霞-genocide-

割れたガラスの窓のかけらは新聞紙に包まれて、学校のとあるところにある戸棚に保管されていた。

そのガラスのかけらは何も言わない。

物言わぬ物だ。


少年が立っていた。

意味は無い。

少年は何かを失ったのだろうか、自虐的な笑みをうっすらと浮かべ立っている。

少年はとぼとぼと歩き始めた。
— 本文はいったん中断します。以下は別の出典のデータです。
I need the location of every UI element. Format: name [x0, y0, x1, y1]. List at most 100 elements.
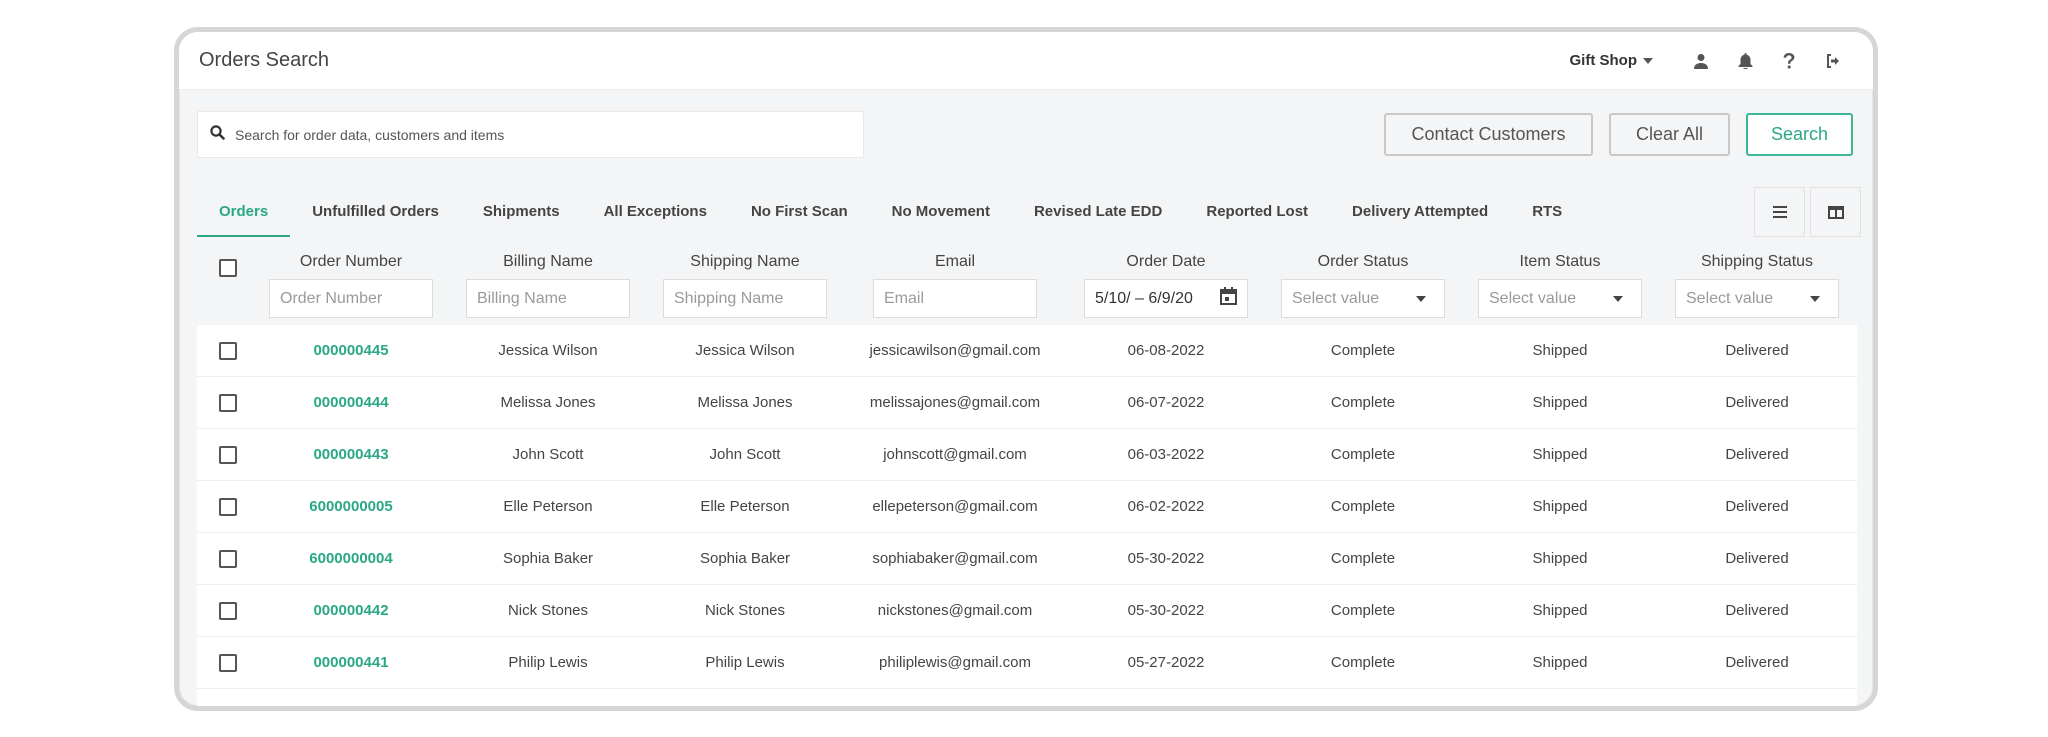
billing-name-cell: John Scott	[512, 446, 584, 463]
search-input[interactable]	[235, 126, 863, 143]
order-status-cell: Complete	[1330, 446, 1396, 463]
item-status-cell: Shipped	[1532, 498, 1588, 515]
help-icon[interactable]	[1767, 46, 1811, 76]
billing-name-cell: Jessica Wilson	[498, 342, 598, 359]
billing-name-filter[interactable]	[466, 279, 630, 318]
tab-no-first-scan[interactable]: No First Scan	[729, 187, 870, 237]
order-date-filter[interactable]: 5/10/ – 6/9/20	[1084, 279, 1248, 318]
column-header-order-status: Order Status	[1317, 253, 1409, 270]
calendar-icon[interactable]	[1220, 287, 1237, 310]
view-toggle	[1754, 187, 1861, 237]
shipping-status-cell: Delivered	[1725, 446, 1789, 463]
order-status-cell: Complete	[1330, 550, 1396, 567]
tab-shipments[interactable]: Shipments	[461, 187, 582, 237]
item-status-cell: Shipped	[1532, 446, 1588, 463]
table-row[interactable]: 000000443 John Scott John Scott johnscot…	[197, 429, 1857, 481]
order-date-cell: 05-30-2022	[1127, 550, 1205, 567]
shipping-name-filter[interactable]	[663, 279, 827, 318]
chevron-down-icon	[1810, 295, 1820, 302]
shipping-status-select[interactable]: Select value	[1675, 279, 1839, 318]
item-status-cell: Shipped	[1532, 394, 1588, 411]
user-icon[interactable]	[1679, 46, 1723, 76]
billing-name-cell: Philip Lewis	[508, 654, 588, 671]
row-checkbox[interactable]	[219, 394, 237, 412]
item-status-cell: Shipped	[1532, 550, 1588, 567]
email-cell: sophiabaker@gmail.com	[872, 550, 1038, 567]
order-number-link[interactable]: 000000443	[269, 429, 433, 481]
email-cell: melissajones@gmail.com	[869, 394, 1041, 411]
row-checkbox[interactable]	[219, 446, 237, 464]
order-date-cell: 05-27-2022	[1127, 654, 1205, 671]
clear-all-button[interactable]: Clear All	[1609, 113, 1730, 156]
billing-name-cell: Melissa Jones	[500, 394, 596, 411]
tab-orders[interactable]: Orders	[197, 187, 291, 237]
billing-name-cell: Elle Peterson	[503, 498, 593, 515]
orders-search-window: Orders Search Gift Shop Contact	[174, 27, 1878, 711]
email-filter[interactable]	[873, 279, 1037, 318]
email-cell: nickstones@gmail.com	[877, 602, 1033, 619]
order-number-link[interactable]: 000000441	[269, 637, 433, 689]
chevron-down-icon	[1643, 57, 1653, 64]
column-header-email: Email	[934, 253, 975, 270]
row-checkbox[interactable]	[219, 342, 237, 360]
header-actions: Gift Shop	[1570, 46, 1856, 76]
shipping-name-cell: Elle Peterson	[700, 498, 790, 515]
tab-reported-lost[interactable]: Reported Lost	[1184, 187, 1330, 237]
row-checkbox[interactable]	[219, 654, 237, 672]
tab-rts[interactable]: RTS	[1510, 187, 1584, 237]
table-row[interactable]: 000000441 Philip Lewis Philip Lewis phil…	[197, 637, 1857, 689]
shipping-name-cell: Nick Stones	[704, 602, 786, 619]
logout-icon[interactable]	[1811, 46, 1855, 76]
column-view-icon[interactable]	[1810, 187, 1861, 237]
search-bar	[197, 111, 864, 158]
shipping-name-cell: Philip Lewis	[705, 654, 785, 671]
order-number-link[interactable]: 000000445	[269, 325, 433, 377]
tab-delivery-attempted[interactable]: Delivery Attempted	[1330, 187, 1510, 237]
shipping-status-select-value: Select value	[1686, 289, 1774, 307]
select-all-checkbox[interactable]	[219, 259, 237, 277]
row-checkbox[interactable]	[219, 550, 237, 568]
order-date-cell: 06-03-2022	[1127, 446, 1205, 463]
table-row[interactable]: 000000445 Jessica Wilson Jessica Wilson …	[197, 325, 1857, 377]
shipping-name-cell: Jessica Wilson	[695, 342, 795, 359]
search-button[interactable]: Search	[1746, 113, 1853, 156]
order-number-link[interactable]: 000000444	[269, 377, 433, 429]
column-header-order-number: Order Number	[299, 253, 403, 270]
column-header-item-status: Item Status	[1519, 253, 1601, 270]
bell-icon[interactable]	[1723, 46, 1767, 76]
order-status-cell: Complete	[1330, 602, 1396, 619]
order-number-link[interactable]: 6000000004	[269, 533, 433, 585]
table-row[interactable]: 6000000004 Sophia Baker Sophia Baker sop…	[197, 533, 1857, 585]
row-checkbox[interactable]	[219, 498, 237, 516]
order-status-select[interactable]: Select value	[1281, 279, 1445, 318]
order-status-select-value: Select value	[1292, 289, 1380, 307]
order-number-filter[interactable]	[269, 279, 433, 318]
shipping-name-cell: Melissa Jones	[697, 394, 793, 411]
tab-unfulfilled-orders[interactable]: Unfulfilled Orders	[290, 187, 461, 237]
table-row[interactable]: 000000442 Nick Stones Nick Stones nickst…	[197, 585, 1857, 637]
search-icon	[210, 124, 225, 145]
chevron-down-icon	[1416, 295, 1426, 302]
table-row[interactable]: 6000000005 Elle Peterson Elle Peterson e…	[197, 481, 1857, 533]
tab-all-exceptions[interactable]: All Exceptions	[582, 187, 729, 237]
chevron-down-icon	[1613, 295, 1623, 302]
order-number-link[interactable]: 6000000005	[269, 481, 433, 533]
order-number-link[interactable]: 000000442	[269, 585, 433, 637]
column-header-billing-name: Billing Name	[503, 253, 593, 270]
shipping-status-cell: Delivered	[1725, 394, 1789, 411]
item-status-select-value: Select value	[1489, 289, 1577, 307]
store-selector[interactable]: Gift Shop	[1570, 52, 1653, 69]
tab-no-movement[interactable]: No Movement	[870, 187, 1012, 237]
page-title: Orders Search	[199, 49, 330, 71]
table-header: Order Number Billing Name Shipping Name …	[197, 237, 1857, 325]
shipping-name-cell: Sophia Baker	[699, 550, 791, 567]
order-date-cell: 06-08-2022	[1127, 342, 1205, 359]
order-status-cell: Complete	[1330, 342, 1396, 359]
order-date-range: 5/10/ – 6/9/20	[1095, 289, 1193, 307]
row-checkbox[interactable]	[219, 602, 237, 620]
contact-customers-button[interactable]: Contact Customers	[1384, 113, 1593, 156]
item-status-select[interactable]: Select value	[1478, 279, 1642, 318]
tab-revised-late-edd[interactable]: Revised Late EDD	[1012, 187, 1184, 237]
table-row[interactable]: 000000444 Melissa Jones Melissa Jones me…	[197, 377, 1857, 429]
list-view-icon[interactable]	[1754, 187, 1805, 237]
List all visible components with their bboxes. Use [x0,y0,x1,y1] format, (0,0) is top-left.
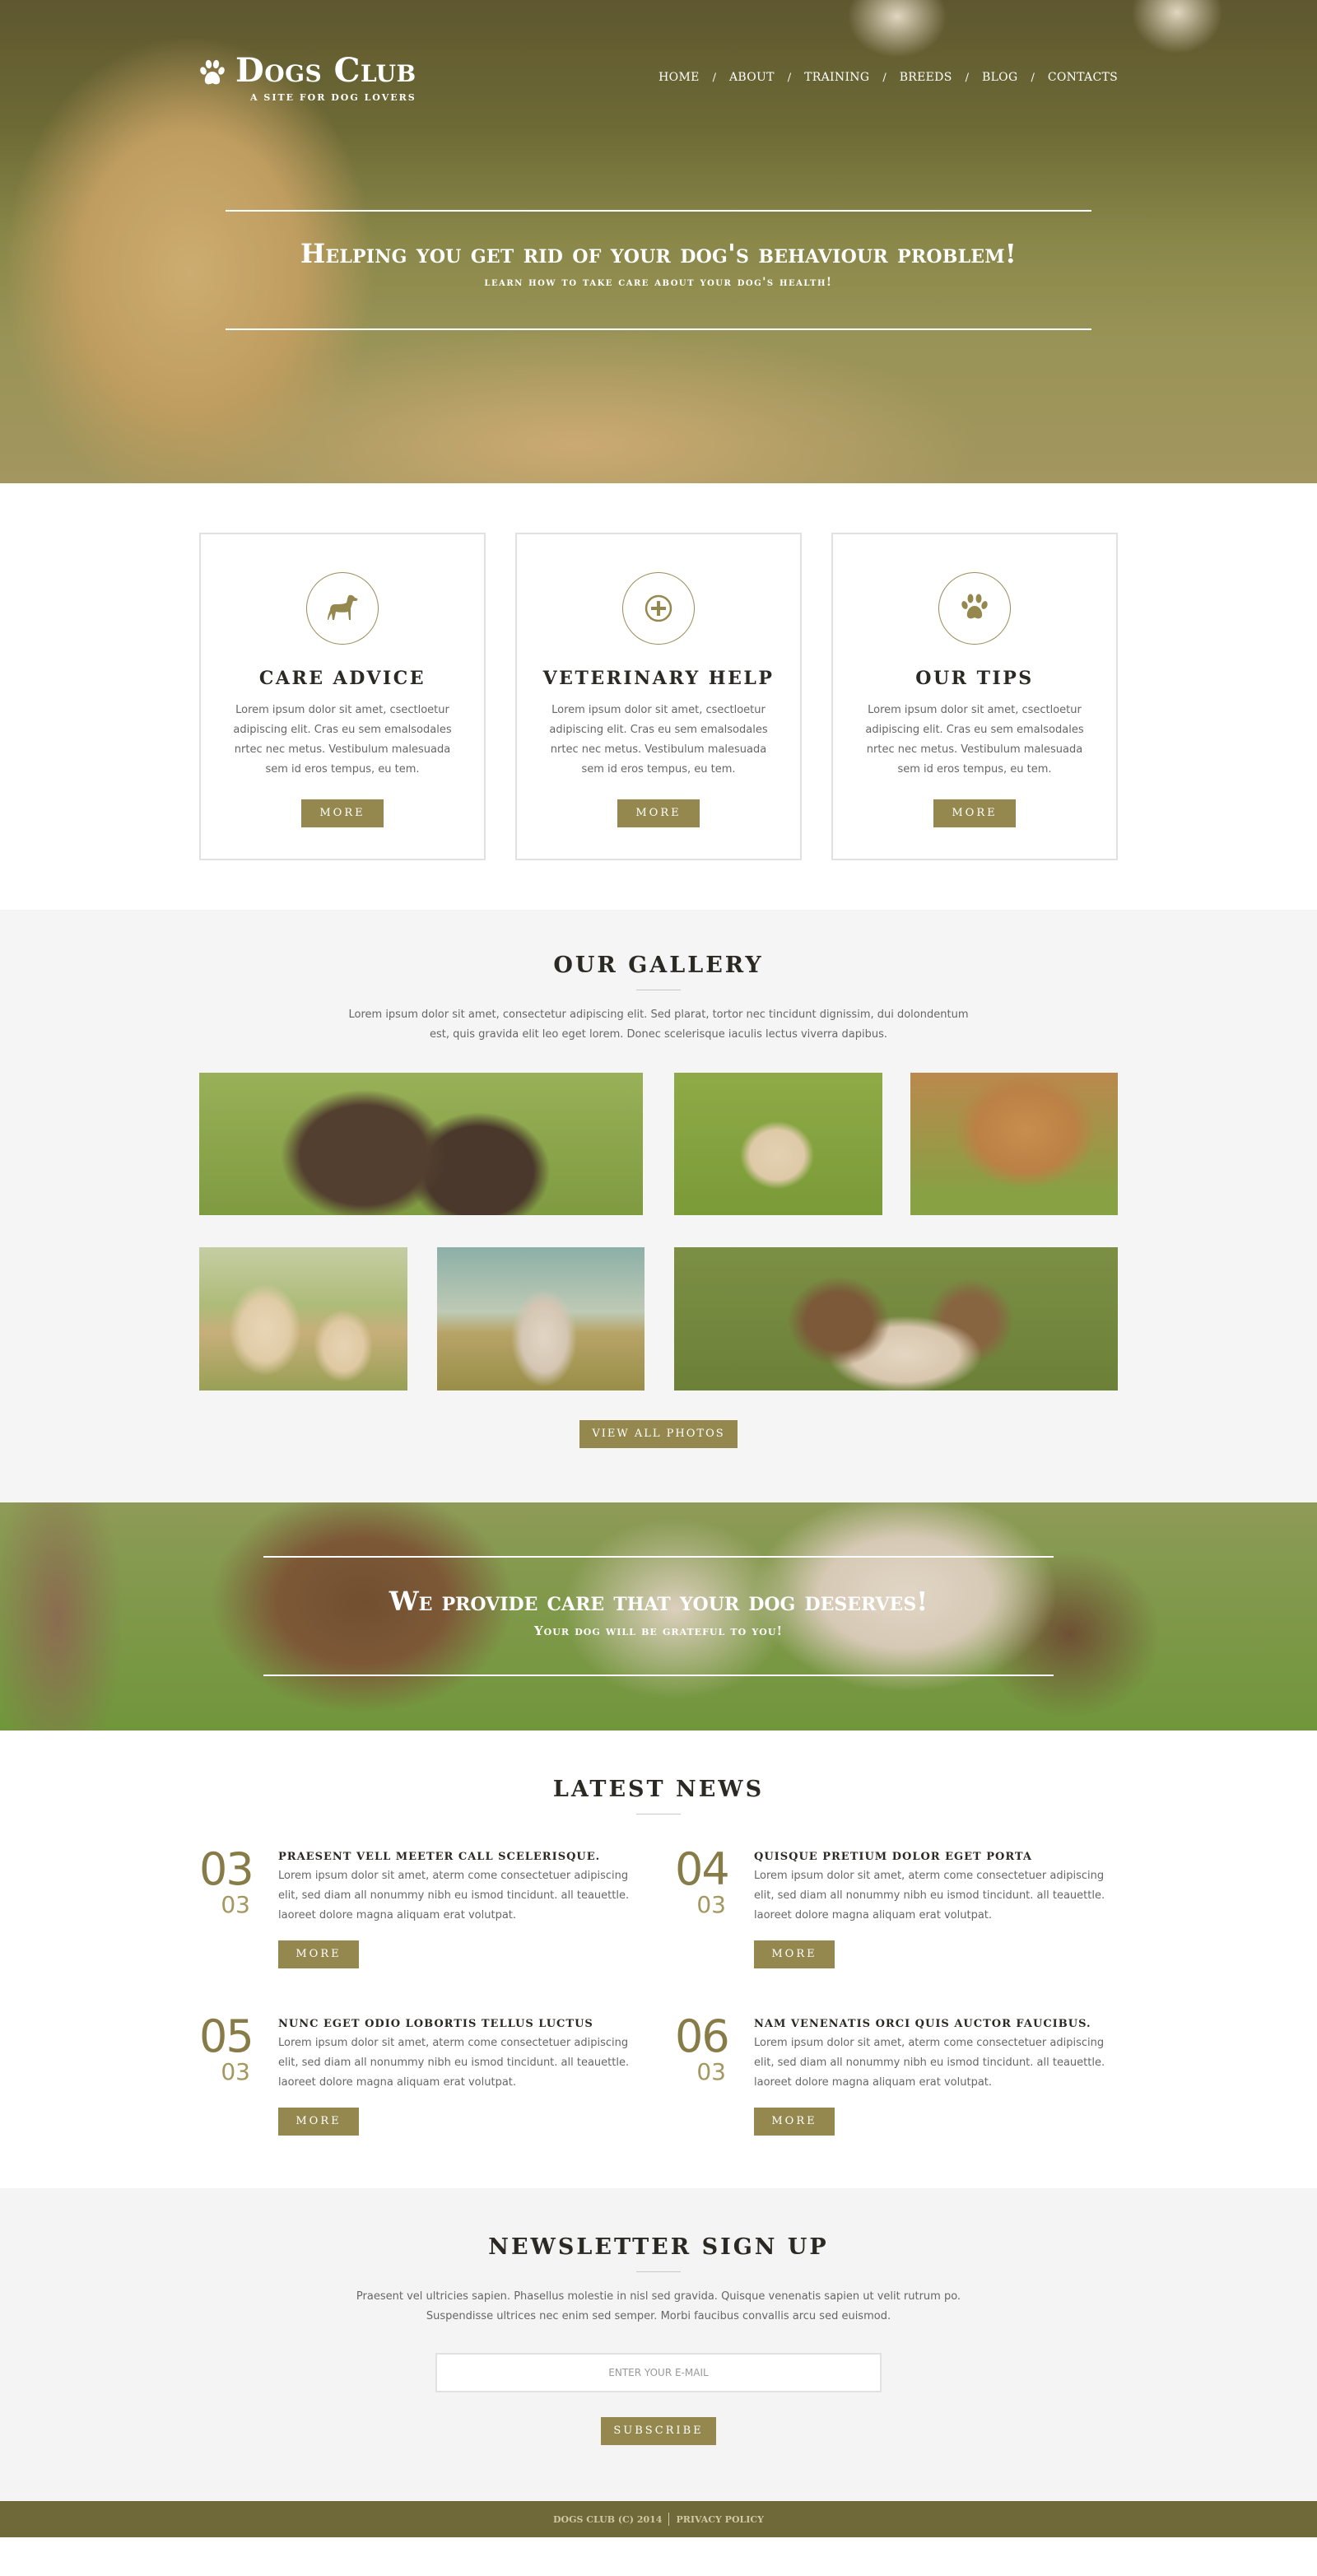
gallery-photo-husky-puppy[interactable] [437,1247,645,1390]
care-advice-more-button[interactable]: MORE [301,799,384,827]
gallery-title: OUR GALLERY [553,953,764,978]
our-tips-more-button[interactable]: MORE [933,799,1016,827]
nav-separator: / [712,71,716,84]
care-banner: We provide care that your dog deserves! … [0,1502,1317,1731]
news-more-button[interactable]: MORE [754,2108,835,2136]
news-day: 04 [675,1843,730,1895]
feature-card-care-advice: CARE ADVICE Lorem ipsum dolor sit amet, … [199,533,486,860]
nav-about[interactable]: ABOUT [729,71,775,84]
feature-title: CARE ADVICE [258,668,426,689]
banner-title: We provide care that your dog deserves! [389,1586,928,1617]
banner-subtitle: Your dog will be grateful to you! [533,1623,784,1638]
gallery-photo-black-puppies[interactable] [199,1073,643,1215]
paw-icon [961,594,988,619]
footer-divider [668,2513,670,2526]
main-nav: HOME / ABOUT / TRAINING / BREEDS / BLOG … [658,71,1118,84]
news-more-button[interactable]: MORE [278,2108,359,2136]
news-month: 03 [221,2058,250,2085]
news-day: 05 [199,2010,254,2062]
newsletter-description: Praesent vel ultricies sapien. Phasellus… [356,2290,961,2322]
feature-title: OUR TIPS [915,668,1034,689]
hero-section: Dogs Club A SITE FOR DOG LOVERS HOME / A… [0,0,1317,483]
news-item-title[interactable]: QUISQUE PRETIUM DOLOR EGET PORTA [754,1851,1118,1863]
feature-text: Lorem ipsum dolor sit amet, csectloetur … [233,704,452,776]
news-month: 03 [221,1891,250,1918]
news-item-title[interactable]: NUNC EGET ODIO LOBORTIS TELLUS LUCTUS [278,2018,642,2030]
latest-news-section: LATEST NEWS 03 03 PRAESENT VELL MEETER C… [0,1731,1317,2188]
news-item-title[interactable]: PRAESENT VELL MEETER CALL SCELERISQUE. [278,1851,642,1863]
gallery-photo-golden-puppy[interactable] [674,1073,882,1215]
news-item-text: Lorem ipsum dolor sit amet, aterm come c… [278,2037,630,2089]
news-item: 06 03 NAM VENENATIS ORCI QUIS AUCTOR FAU… [675,2015,1118,2136]
logo-tagline: A SITE FOR DOG LOVERS [250,92,417,103]
gallery-description: Lorem ipsum dolor sit amet, consectetur … [348,1009,969,1041]
newsletter-section: NEWSLETTER SIGN UP Praesent vel ultricie… [0,2188,1317,2501]
news-item: 03 03 PRAESENT VELL MEETER CALL SCELERIS… [199,1847,642,1968]
feature-text: Lorem ipsum dolor sit amet, csectloetur … [865,704,1084,776]
care-banner-box: We provide care that your dog deserves! … [263,1556,1054,1676]
news-month: 03 [696,2058,726,2085]
feature-icon-circle [306,572,379,645]
nav-blog[interactable]: BLOG [982,71,1017,84]
dog-icon [328,594,358,620]
news-item: 05 03 NUNC EGET ODIO LOBORTIS TELLUS LUC… [199,2015,642,2136]
gallery-photo-shih-tzu[interactable] [674,1247,1118,1390]
hero-subtitle: learn how to take care about your dog's … [484,276,833,289]
gallery-section: OUR GALLERY Lorem ipsum dolor sit amet, … [0,910,1317,1502]
news-more-button[interactable]: MORE [754,1940,835,1968]
hero-banner-box: Helping you get rid of your dog's behavi… [226,210,1091,330]
news-month: 03 [696,1891,726,1918]
news-date: 06 03 [675,2015,754,2136]
hero-title: Helping you get rid of your dog's behavi… [300,238,1017,269]
news-grid: 03 03 PRAESENT VELL MEETER CALL SCELERIS… [199,1847,1118,2136]
nav-separator: / [1031,71,1035,84]
view-all-photos-button[interactable]: VIEW ALL PHOTOS [579,1420,738,1448]
news-item-text: Lorem ipsum dolor sit amet, aterm come c… [278,1870,630,1922]
nav-home[interactable]: HOME [658,71,699,84]
medical-cross-icon [645,594,672,622]
feature-title: VETERINARY HELP [542,668,775,689]
newsletter-title: NEWSLETTER SIGN UP [488,2234,829,2260]
news-more-button[interactable]: MORE [278,1940,359,1968]
news-day: 03 [199,1843,254,1895]
news-date: 04 03 [675,1847,754,1968]
news-title: LATEST NEWS [552,1777,765,1802]
subscribe-button[interactable]: SUBSCRIBE [601,2417,716,2445]
news-date: 05 03 [199,2015,278,2136]
site-logo[interactable]: Dogs Club A SITE FOR DOG LOVERS [199,53,417,103]
footer-copyright: DOGS CLUB (C) 2014 [552,2513,663,2525]
logo-title: Dogs Club [235,51,417,90]
feature-card-veterinary-help: VETERINARY HELP Lorem ipsum dolor sit am… [515,533,802,860]
news-day: 06 [675,2010,730,2062]
footer: DOGS CLUB (C) 2014 PRIVACY POLICY [0,2501,1317,2537]
gallery-photo-retriever-ball[interactable] [910,1073,1118,1215]
nav-breeds[interactable]: BREEDS [900,71,952,84]
paw-icon [200,59,225,85]
feature-card-our-tips: OUR TIPS Lorem ipsum dolor sit amet, cse… [831,533,1118,860]
privacy-policy-link[interactable]: PRIVACY POLICY [676,2514,764,2525]
veterinary-help-more-button[interactable]: MORE [617,799,700,827]
email-input[interactable] [435,2353,882,2392]
news-item-text: Lorem ipsum dolor sit amet, aterm come c… [754,1870,1105,1922]
feature-text: Lorem ipsum dolor sit amet, csectloetur … [549,704,768,776]
nav-separator: / [787,71,792,84]
feature-icon-circle [938,572,1011,645]
news-item-text: Lorem ipsum dolor sit amet, aterm come c… [754,2037,1105,2089]
feature-icon-circle [622,572,695,645]
nav-training[interactable]: TRAINING [804,71,869,84]
title-divider [636,2271,681,2272]
news-item: 04 03 QUISQUE PRETIUM DOLOR EGET PORTA L… [675,1847,1118,1968]
nav-separator: / [882,71,887,84]
features-section: CARE ADVICE Lorem ipsum dolor sit amet, … [0,483,1317,910]
nav-contacts[interactable]: CONTACTS [1048,71,1118,84]
news-date: 03 03 [199,1847,278,1968]
news-item-title[interactable]: NAM VENENATIS ORCI QUIS AUCTOR FAUCIBUS. [754,2018,1118,2030]
nav-separator: / [965,71,969,84]
gallery-photo-labrador-puppies[interactable] [199,1247,407,1390]
gallery-grid [199,1073,1118,1390]
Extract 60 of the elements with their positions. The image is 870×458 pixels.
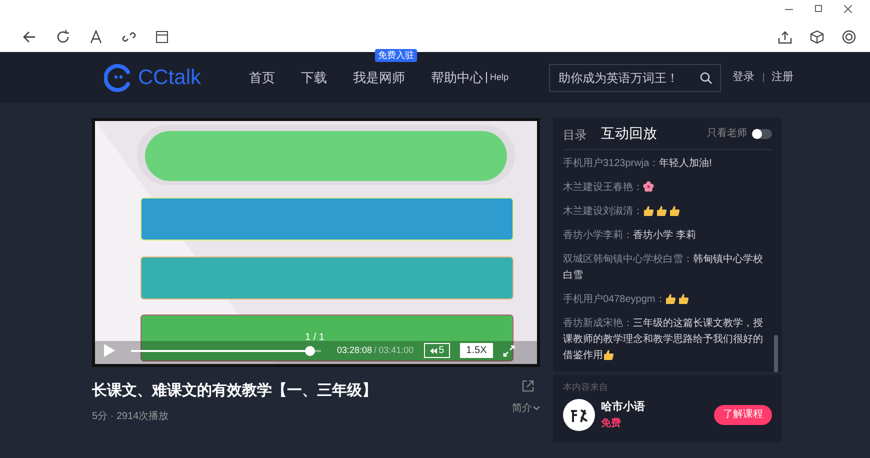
- refresh-icon[interactable]: [56, 30, 70, 44]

いや、歩き始めたでは明確な目的があるように見えてしまう。徘徊し始めたが正しいだろう。

何を考えてるか分からない。

暫く徘徊を続けていると少年は異常なほど厳重に封印されている戸棚を見つけた。

ここまで厳重な理由が気になってしまった少年は封印を解き、戸棚を開けた。

中には新聞紙の塊があった。それ以外は何もない。

少年はその塊が気になった。

新聞紙を乱暴に引き裂き、中身を確かめた。

ただのガラスの破片だった。

だが、普通のガラスの破片のように見えるそれは強烈に存在感がある。

何となく少年はこのガラスの破片で誰かを刺してみたいと思った。

奇妙な話だが、それほどまでに絶望していたのだろう。


ガラスの破片は何も言わない。だけど、喜んでいる。

数多の魂を切り刻んできたガラスの分子は、その時を待ちわびる。

刺せば、魂は、切られて、霧散する。

そんな、悲しくも禍々しいガラスの破片。

次は何を望み、何を代償とするのか。


少年は最初に少年の妹の友達だった奴を刺し、次に妹の担任、その次には両親。

少年は完全に物言わぬ者となってしまった。


ガラスの破片が望む代償、それは、少年の情緒と少年の体の制御権だった。

少年はそれを了解してくれた。

ガラスの破片は少年の望む結果をあげたのだ。

ガラスの破片は動く体を手に入れて、少年は欲しかった未来を手に入れた。

無色透明のガラスの結晶体は、数多の魂をまた削り始める。そして、最終的には数多の魂を殺めるのだろう。